# Gmail analysis
### Exploring almost 13 years of Gmail messages

I learned recently that Google allows its users to download metadata for all the messages sent and received through Gmail. This leads to interesting insights to be found in the data: what are the most common people I have been in touch with? What days of the week or time of the day have the highest trafic? In order to explore these and other questions I decided to request my data and perform the present analysis.

The first step is [requesting the data](https://takeout.google.com/settings/takeout). There is data available for several Google services, only the Gmail data is used here. Depending on the amount of data the request can take several hours (my file is 8.2GB). Once we notified that the file is ready to be downloaded, the data will come in a special format called `mailbox`. After importing some useful modules we can explore and clean the data.

In [1]:
import mailbox
import pandas as pd
import csv
import unicodedata
import matplotlib.pyplot as plt
%matplotlib inline
import seaborn as sns
sns.set(rc={'figure.facecolor':'white'})
import dateparser

from time import time

## 1. Data preprocessing
We begin the analysis by saving the data file `gmail_data.mbox` in a directory called `data` (for privacy reasons, this file is absent from the Github repository).
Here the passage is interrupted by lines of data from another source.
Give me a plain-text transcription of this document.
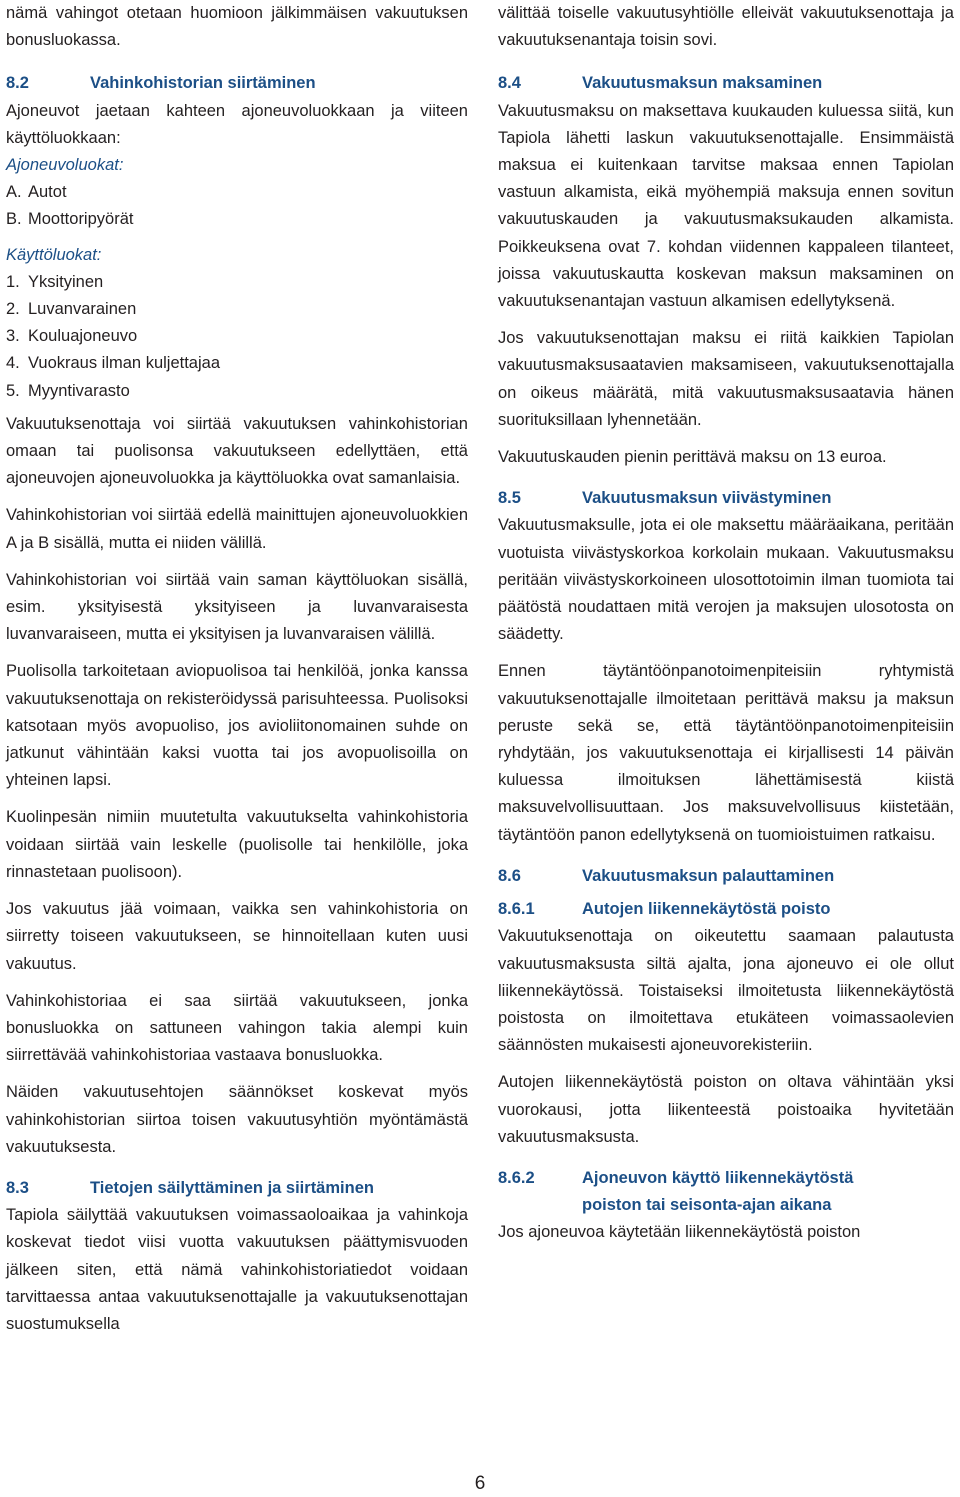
nämä vahingot otetaan huomioon jälkimmäisen vakuutuksen bonusluokassa.

8.2	Vahinkohistorian siirtäminen

Ajoneuvot jaetaan kahteen ajoneuvoluokkaan ja viiteen käyttöluokkaan:

Ajoneuvoluokat:

A. Autot
B. Moottoripyörät

Käyttöluokat:

1. Yksityinen
2. Luvanvarainen
3. Kouluajoneuvo
4. Vuokraus ilman kuljettajaa
5. Myyntivarasto

Vakuutuksenottaja voi siirtää vakuutuksen vahinkohistorian omaan tai puolisonsa vakuutukseen edellyttäen, että ajoneuvojen ajoneuvoluokka ja käyttöluokka ovat samanlaisia.

Vahinkohistorian voi siirtää edellä mainittujen ajoneuvoluokkien A ja B sisällä, mutta ei niiden välillä.

Vahinkohistorian voi siirtää vain saman käyttöluokan sisällä, esim. yksityisestä yksityiseen ja luvanvaraisesta luvanvaraiseen, mutta ei yksityisen ja luvanvaraisen välillä.

Puolisolla tarkoitetaan aviopuolisoa tai henkilöä, jonka kanssa vakuutuksenottaja on rekisteröidyssä parisuhteessa. Puolisoksi katsotaan myös avopuoliso, jos avioliitonomainen suhde on jatkunut vähintään kaksi vuotta tai jos avopuolisoilla on yhteinen lapsi.

Kuolinpesän nimiin muutetulta vakuutukselta vahinkohistoria voidaan siirtää vain leskelle (puolisolle tai henkilölle, joka rinnastetaan puolisoon).

Jos vakuutus jää voimaan, vaikka sen vahinkohistoria on siirretty toiseen vakuutukseen, se hinnoitellaan kuten uusi vakuutus.

Vahinkohistoriaa ei saa siirtää vakuutukseen, jonka bonusluokka on sattuneen vahingon takia alempi kuin siirrettävää vahinkohistoriaa vastaava bonusluokka.

Näiden vakuutusehtojen säännökset koskevat myös vahinkohistorian siirtoa toisen vakuutusyhtiön myöntämästä vakuutuksesta.

8.3	Tietojen säilyttäminen ja siirtäminen

Tapiola säilyttää vakuutuksen voimassaoloaikaa ja vahinkoja koskevat tiedot viisi vuotta vakuutuksen päättymisvuoden jälkeen siten, että nämä vahinkohistoriatiedot voidaan tarvittaessa antaa vakuutuksenottajalle ja vakuutuksenottajan suostumuksella

välittää toiselle vakuutusyhtiölle elleivät vakuutuksenottaja ja vakuutuksenantaja toisin sovi.

8.4	Vakuutusmaksun maksaminen

Vakuutusmaksu on maksettava kuukauden kuluessa siitä, kun Tapiola lähetti laskun vakuutuksenottajalle. Ensimmäistä maksua ei kuitenkaan tarvitse maksaa ennen Tapiolan vastuun alkamista, eikä myöhempiä maksuja ennen sovitun vakuutuskauden ja vakuutusmaksukauden alkamista. Poikkeuksena ovat 7. kohdan viidennen kappaleen tilanteet, joissa vakuutuskautta koskevan maksun maksaminen on vakuutuksenantajan vastuun alkamisen edellytyksenä.

Jos vakuutuksenottajan maksu ei riitä kaikkien Tapiolan vakuutusmaksusaatavien maksamiseen, vakuutuksenottajalla on oikeus määrätä, mitä vakuutusmaksusaatavia hänen suorituksillaan lyhennetään.

Vakuutuskauden pienin perittävä maksu on 13 euroa.

8.5	Vakuutusmaksun viivästyminen

Vakuutusmaksulle, jota ei ole maksettu määräaikana, peritään vuotuista viivästyskorkoa korkolain mukaan. Vakuutusmaksu peritään viivästyskorkoineen ulosottotoimin ilman tuomiota tai päätöstä noudattaen mitä verojen ja maksujen ulosotosta on säädetty.

Ennen täytäntöönpanotoimenpiteisiin ryhtymistä vakuutuksenottajalle ilmoitetaan perittävä maksu ja maksun peruste sekä se, että täytäntöönpanotoimenpiteisiin ryhdytään, jos vakuutuksenottaja ei kirjallisesti 14 päivän kuluessa ilmoituksen lähettämisestä kiistä maksuvelvollisuuttaan. Jos maksuvelvollisuus kiistetään, täytäntöön panon edellytyksenä on tuomioistuimen ratkaisu.

8.6	Vakuutusmaksun palauttaminen
8.6.1	Autojen liikennekäytöstä poisto

Vakuutuksenottaja on oikeutettu saamaan palautusta vakuutusmaksusta siltä ajalta, jona ajoneuvo ei ole ollut liikennekäytössä. Toistaiseksi ilmoitetusta liikennekäytöstä poistosta on ilmoitettava etukäteen voimassaolevien säännösten mukaisesti ajoneuvorekisteriin.

Autojen liikennekäytöstä poiston on oltava vähintään yksi vuorokausi, jotta liikenteestä poistoaika hyvitetään vakuutusmaksusta.

8.6.2	Ajoneuvon käyttö liikennekäytöstä
poiston tai seisonta-ajan aikana

Jos ajoneuvoa käytetään liikennekäytöstä poiston

6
The file can be loaded using the `mailbox` module

In [None]:
dir_path = 'data/'
filename = 'gmail_data.mbox'
file_path = dir_path + filename
mbox = mailbox.mbox(file_path)
print('samples:', len(mbox))

The file contains samples. Even though these are mostly email messages, many other entry types are counted, such as drafts and chats. These can be removed by filtering by Gmail label. The file contains the following labels

In [7]:
# print labels
for i, key in enumerate(mbox[0].keys()):
    print(i+1, key)

We find that there are several section of little interest. In order to avoid loading unnecessary information, we can extract the fields of interest and put them into a `pandas` dataframe for further processing. We are interested in the following fields: `subject`, `from`, `to`, `date`, and `Gmail-label`.

In [8]:
t0 = time()
subject = []
from_ = []
to = []
date = []
label = []
for i, message in enumerate(mbox):
    try:
        if i%2000 == 0:
            print(i, end=' ')
        subject.append(message['subject'])
        from_.append(message['from'])
        to.append(message['to'])
        date.append(message['date'])
        label.append(message['X-Gmail-Labels'])
    except:
        print(i, end=' ')
        print('subject', subject[i])
        print('from', from_[i])
        print('to', to[i])
        print('date', date[i])
        print('label', label[i])
print('\ntime: {:.1f} min'.format((time()-t0)/60))
print(len(subject))

In [11]:
df = pd.DataFrame()
df['subject'] = subject
df['from'] = from_
df['to'] = to
df['date'] = date
df['label'] = label

In [19]:
df[['subject', 'date', 'label']].head()

Unnamed: 0,subject,date,label
0,consulta DS,"Tue, 8 Aug 2017 11:20:05 +0200","Important,Sent"
1,Re: consulta DS,"Tue, 08 Aug 2017 10:35:39 +0100","Important,Inbox"
2,Re: consulta DS,"Tue, 08 Aug 2017 10:43:30 +0100","Important,Inbox"
3,Re: consulta DS,"Tue, 8 Aug 2017 13:16:37 +0200",Sent
4,,"Sun, 19 Nov 2017 14:28:18 +0100","Important,Inbox"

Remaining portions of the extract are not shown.